Saturday, October 25, 2008

Connecting the Disconnect

An exception to the disconnect between the American people on the one hand - who are vehemently opposed to the bailout, and the government and the media on the other - who are trying to pretend that the American people and their opposition don't exist, and even if they do, if people would just do as they're told and let the government fix everything it will all be just fine - no, really! - is this excellent piece in Friday's Wall Street Journal:
Another Bubble Bursts

EXCERPTS:

Testifying before Congress yesterday, Mr. Greenspan pinned the crisis on mortgage securitizers, risk modelers and lending institutions, thus contributing to the Washington narrative that government had little to do with it. The Fed's monetary policy apparently gets a pass. The media and Members of Congress will use Mr. Greenspan's testimony to impugn the very free market principles that the former Ayn Rand protégé has spent his life promoting. It was a painful spectacle to watch.

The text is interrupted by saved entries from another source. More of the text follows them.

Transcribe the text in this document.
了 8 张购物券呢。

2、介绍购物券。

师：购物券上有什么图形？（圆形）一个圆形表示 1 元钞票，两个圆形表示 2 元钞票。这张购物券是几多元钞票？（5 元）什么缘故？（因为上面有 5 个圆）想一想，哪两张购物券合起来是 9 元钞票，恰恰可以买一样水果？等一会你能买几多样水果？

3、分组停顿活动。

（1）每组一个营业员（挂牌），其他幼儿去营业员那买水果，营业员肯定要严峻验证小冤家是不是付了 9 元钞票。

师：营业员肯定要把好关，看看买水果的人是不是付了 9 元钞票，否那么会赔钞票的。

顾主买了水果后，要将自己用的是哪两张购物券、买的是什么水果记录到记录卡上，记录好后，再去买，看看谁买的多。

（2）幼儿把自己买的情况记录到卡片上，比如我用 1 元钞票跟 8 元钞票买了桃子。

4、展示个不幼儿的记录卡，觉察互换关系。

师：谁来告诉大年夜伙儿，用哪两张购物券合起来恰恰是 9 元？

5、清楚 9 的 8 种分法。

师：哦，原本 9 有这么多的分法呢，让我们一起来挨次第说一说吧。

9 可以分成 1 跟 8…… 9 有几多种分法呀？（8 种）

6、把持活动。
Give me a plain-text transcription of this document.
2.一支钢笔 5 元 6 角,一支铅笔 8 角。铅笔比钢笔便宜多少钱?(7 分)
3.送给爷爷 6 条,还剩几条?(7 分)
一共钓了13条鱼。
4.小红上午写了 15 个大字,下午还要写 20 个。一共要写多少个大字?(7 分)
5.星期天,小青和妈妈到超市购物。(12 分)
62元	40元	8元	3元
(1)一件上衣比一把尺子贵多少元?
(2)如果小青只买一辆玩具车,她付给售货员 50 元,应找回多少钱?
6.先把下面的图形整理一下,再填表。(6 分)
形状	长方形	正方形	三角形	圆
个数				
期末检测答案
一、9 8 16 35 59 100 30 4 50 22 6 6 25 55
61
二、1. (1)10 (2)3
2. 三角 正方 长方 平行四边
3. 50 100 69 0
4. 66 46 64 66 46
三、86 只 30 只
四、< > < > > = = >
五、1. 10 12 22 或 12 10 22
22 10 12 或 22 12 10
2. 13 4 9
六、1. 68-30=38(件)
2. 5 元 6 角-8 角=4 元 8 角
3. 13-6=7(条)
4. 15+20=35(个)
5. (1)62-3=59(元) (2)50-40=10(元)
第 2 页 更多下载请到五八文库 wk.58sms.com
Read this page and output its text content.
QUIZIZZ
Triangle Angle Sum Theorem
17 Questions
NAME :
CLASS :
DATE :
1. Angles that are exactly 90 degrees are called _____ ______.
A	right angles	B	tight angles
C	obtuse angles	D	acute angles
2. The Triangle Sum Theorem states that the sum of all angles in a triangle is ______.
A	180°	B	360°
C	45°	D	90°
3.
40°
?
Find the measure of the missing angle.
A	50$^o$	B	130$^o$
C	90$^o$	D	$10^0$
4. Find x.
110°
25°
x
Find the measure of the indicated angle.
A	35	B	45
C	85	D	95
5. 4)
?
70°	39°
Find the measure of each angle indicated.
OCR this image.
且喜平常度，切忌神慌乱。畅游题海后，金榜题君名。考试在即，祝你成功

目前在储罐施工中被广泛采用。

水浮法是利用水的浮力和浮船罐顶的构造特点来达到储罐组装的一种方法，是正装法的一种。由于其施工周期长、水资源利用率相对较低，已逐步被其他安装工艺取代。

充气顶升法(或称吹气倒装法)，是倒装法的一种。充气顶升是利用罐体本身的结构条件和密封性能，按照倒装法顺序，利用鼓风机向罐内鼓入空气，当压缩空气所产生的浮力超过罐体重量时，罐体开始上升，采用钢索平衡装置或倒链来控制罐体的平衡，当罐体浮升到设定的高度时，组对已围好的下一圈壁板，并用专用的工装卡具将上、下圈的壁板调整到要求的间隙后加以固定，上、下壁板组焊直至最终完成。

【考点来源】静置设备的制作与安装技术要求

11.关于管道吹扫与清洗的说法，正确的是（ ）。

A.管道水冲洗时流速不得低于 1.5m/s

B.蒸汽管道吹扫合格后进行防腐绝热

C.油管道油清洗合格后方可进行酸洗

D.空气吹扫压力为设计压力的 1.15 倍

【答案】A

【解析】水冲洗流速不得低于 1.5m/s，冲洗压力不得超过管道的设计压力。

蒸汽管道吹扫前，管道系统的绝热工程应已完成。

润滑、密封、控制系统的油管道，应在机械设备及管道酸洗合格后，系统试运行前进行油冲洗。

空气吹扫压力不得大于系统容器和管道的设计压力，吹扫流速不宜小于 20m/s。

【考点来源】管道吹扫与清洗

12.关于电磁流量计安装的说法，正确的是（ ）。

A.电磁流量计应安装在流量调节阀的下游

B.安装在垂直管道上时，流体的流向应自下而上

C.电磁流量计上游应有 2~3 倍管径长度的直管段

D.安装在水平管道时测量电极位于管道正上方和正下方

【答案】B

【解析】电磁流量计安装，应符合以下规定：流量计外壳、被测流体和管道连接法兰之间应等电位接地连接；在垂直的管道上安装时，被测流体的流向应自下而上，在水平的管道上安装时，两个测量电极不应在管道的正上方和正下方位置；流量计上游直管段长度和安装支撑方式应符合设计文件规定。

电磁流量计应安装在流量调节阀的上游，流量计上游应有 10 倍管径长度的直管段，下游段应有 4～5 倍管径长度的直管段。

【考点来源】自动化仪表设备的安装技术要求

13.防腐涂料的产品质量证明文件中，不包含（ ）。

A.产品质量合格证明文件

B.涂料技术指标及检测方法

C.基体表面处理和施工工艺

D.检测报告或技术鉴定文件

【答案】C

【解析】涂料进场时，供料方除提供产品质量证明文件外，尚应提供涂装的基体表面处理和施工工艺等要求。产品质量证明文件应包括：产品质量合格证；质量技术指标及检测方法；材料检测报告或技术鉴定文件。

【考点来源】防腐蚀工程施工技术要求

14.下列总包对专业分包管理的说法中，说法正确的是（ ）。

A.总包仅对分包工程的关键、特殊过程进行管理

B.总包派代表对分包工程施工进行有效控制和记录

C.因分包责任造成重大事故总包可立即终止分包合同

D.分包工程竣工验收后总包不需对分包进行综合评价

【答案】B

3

As for the second bubble, this one began in August 2007 with the onset of the credit panic. This is Ben Bernanke's creation. The Fed chose to confront the credit crunch as if it were mainly a problem of too little liquidity, not fear of insolvency. To that end it flooded the economy with money, while taking short-term interest rates down to 2% from 5.25% in seven months. The panic only got worse, and this September's stampede finally led the Treasury and Fed to address the solvency problem by supplying public capital and numerous guarantees to the financial system.

. . .

The tragedy of the second bubble is that it has left the economy in a weaker position to ride out the housing slump and credit panic. The American consumer has been whipsawed with $4 dollar gas and food inflation, while entire industries have been put on the edge of bankruptcy. Detroit's auto makers have spent the last year taking down their truck and SUV assembly lines while gearing up to make hybrids and electric cars, even as their cash flow has been ravaged. Their new investments are based on the expectation that oil will stay high permanently, but will the market for hybrids exist if oil is $50 a barrel?

As Congress plumbs the causes of our current mess, the main one is hiding in plain sight: Reckless monetary policy that did so much to create the credit mania and then compounded the felony with a commodity bubble and run on the dollar whose damage is now becoming apparent. The American people intuitively understand what's been done to them, which is why they are so angry. If the next President ignores the monetary roots of our troubles, he is courting the same fate as George W. Bush.